Давид не хотел, чтобы Рахель узнала, в каком грязном, запущенном квартале он снимает комнату. Чтобы попасть в нее, нужно было пройти мимо кучи мусора, потом спуститься в темный, пахнущий плесенью подвал, нащупать висячий замок и лишь после этого войти в каморку без единого окна, где мебель заменяли ящики, а кроватью служила лежанка, сколоченная из подобранных на свалке досок.
Отсутствие удобств Давида не смущало. Мучил его холод.
Вот и сейчас, спускаясь в подвал, он почувствовал, что его уже начинает знобить. Конечно, сейчас он завернется в накидку, привезенную из Плонска, но под утро все равно закоченеет. Впрочем, Давид знает: от холода получаются не только неприятности. Разве мог бы он писать в дневник по двадцать-тридцать страниц, если бы холод не поднимал его среди ночи? А вести дневник было необходимо. Только ему, дневнику, Давид мог доверить тайные мысли, рассказать об обидах и унижениях, поделиться планами, спросить совета. Вот и сегодня он будет обсуждать с дневником, что ответить на предложение товарищей по партии.
Членом ЦК Поэалей Цион [95] «Поэалей Цион» — Рабочий Сиона (иврит) — левосоциалистическая сионистская партия.

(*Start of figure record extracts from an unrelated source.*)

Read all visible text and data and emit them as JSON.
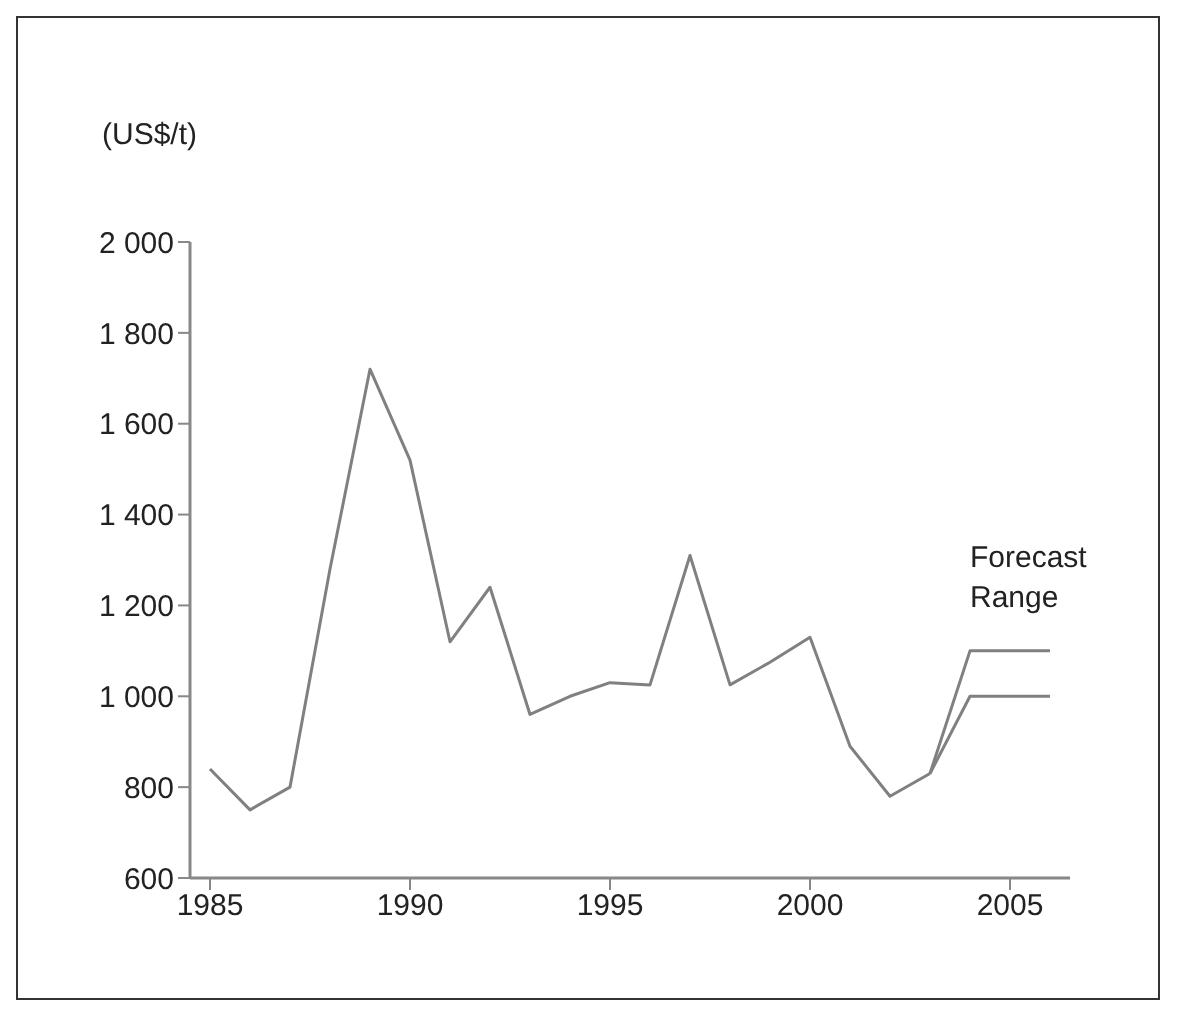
{
  "chart_data": {
    "type": "line",
    "ylabel": "(US$/t)",
    "xlim": [
      1984.5,
      2006.5
    ],
    "xticks": [
      1985,
      1990,
      1995,
      2000,
      2005
    ],
    "ylim": [
      600,
      2000
    ],
    "yticks": [
      {
        "value": 600,
        "label": "600"
      },
      {
        "value": 800,
        "label": "800"
      },
      {
        "value": 1000,
        "label": "1 000"
      },
      {
        "value": 1200,
        "label": "1 200"
      },
      {
        "value": 1400,
        "label": "1 400"
      },
      {
        "value": 1600,
        "label": "1 600"
      },
      {
        "value": 1800,
        "label": "1 800"
      },
      {
        "value": 2000,
        "label": "2 000"
      }
    ],
    "grid": false,
    "legend": false,
    "marker": "none",
    "line_style": "solid",
    "annotations": [
      {
        "text": "Forecast Range",
        "x": 2004,
        "y": 1100
      }
    ],
    "series": [
      {
        "color": "#808080",
        "x": [
          1985,
          1986,
          1987,
          1988,
          1989,
          1990,
          1991,
          1992,
          1993,
          1994,
          1995,
          1996,
          1997,
          1998,
          1999,
          2000,
          2001,
          2002,
          2003
        ],
        "values": [
          840,
          750,
          800,
          1280,
          1720,
          1520,
          1120,
          1240,
          960,
          1000,
          1030,
          1025,
          1310,
          1025,
          1075,
          1130,
          890,
          780,
          830
        ]
      },
      {
        "color": "#808080",
        "x": [
          2003,
          2004,
          2005,
          2006
        ],
        "values": [
          830,
          1100,
          1100,
          1100
        ]
      },
      {
        "color": "#808080",
        "x": [
          2003,
          2004,
          2005,
          2006
        ],
        "values": [
          830,
          1000,
          1000,
          1000
        ]
      }
    ]
  }
}
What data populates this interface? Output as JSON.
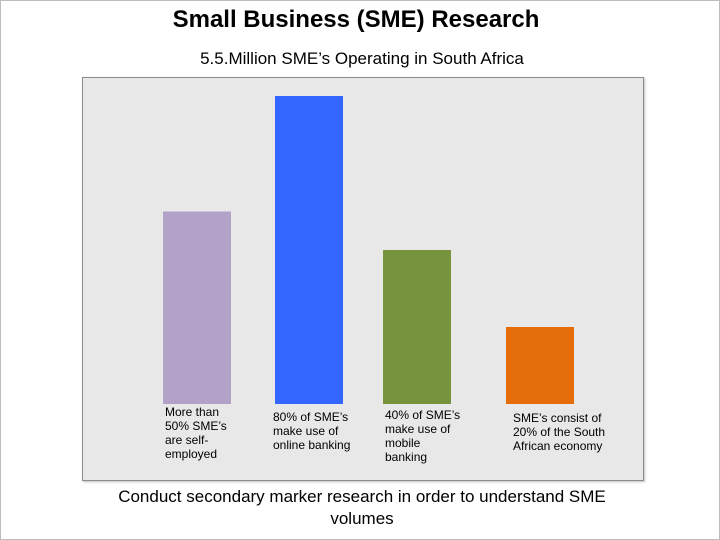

Давида выбрали сразу, как только он приехал в Палестину. Тогда его это не очень обрадовало. Здесь в партии состояло человек тридцать, меньше, чем в Плонске! К тому же — то ли от жаркого южного солнца, то ли от грома русской революции — палестинские товарищи все больше склонялись в сторону марксизма. Даже съезд проводили как партийную сходку в России — тайно, в малюсенькой комнатке заброшенного караван-сарая в Рамле! Когда же дело дошло до партийной программы, Давид и вовсе сник — все говорили об историческом материализме, о классовой борьбе, о забастовках и профсоюзах. Конечно, он сам провел 1905 год в Варшаве, видел там стачки и демонстрации, слушал ораторов, призывающих к классовой справедливости, видел солдат, расстреливающих толпу. Тогда-то он и проникся классовым сознанием, но в марксизме остался не силен. Первым он был по части иврита. Когда другие товарищи даже здесь, в Палестине, двух слов не могли связать, он говорит свободно, легко, на любые темы. Однако от его предложения включить в партийную программу пункты о возвращении в Сион и об иврите как единственном языке трудящихся Эрец-Исраэль товарищи отмахнулись. Решено было строить партию марксистского типа. Уязвленный — он ведь член партии с 1903 года! — Давид решил отойти от партийных дел, податься на землю. А там посмотрим!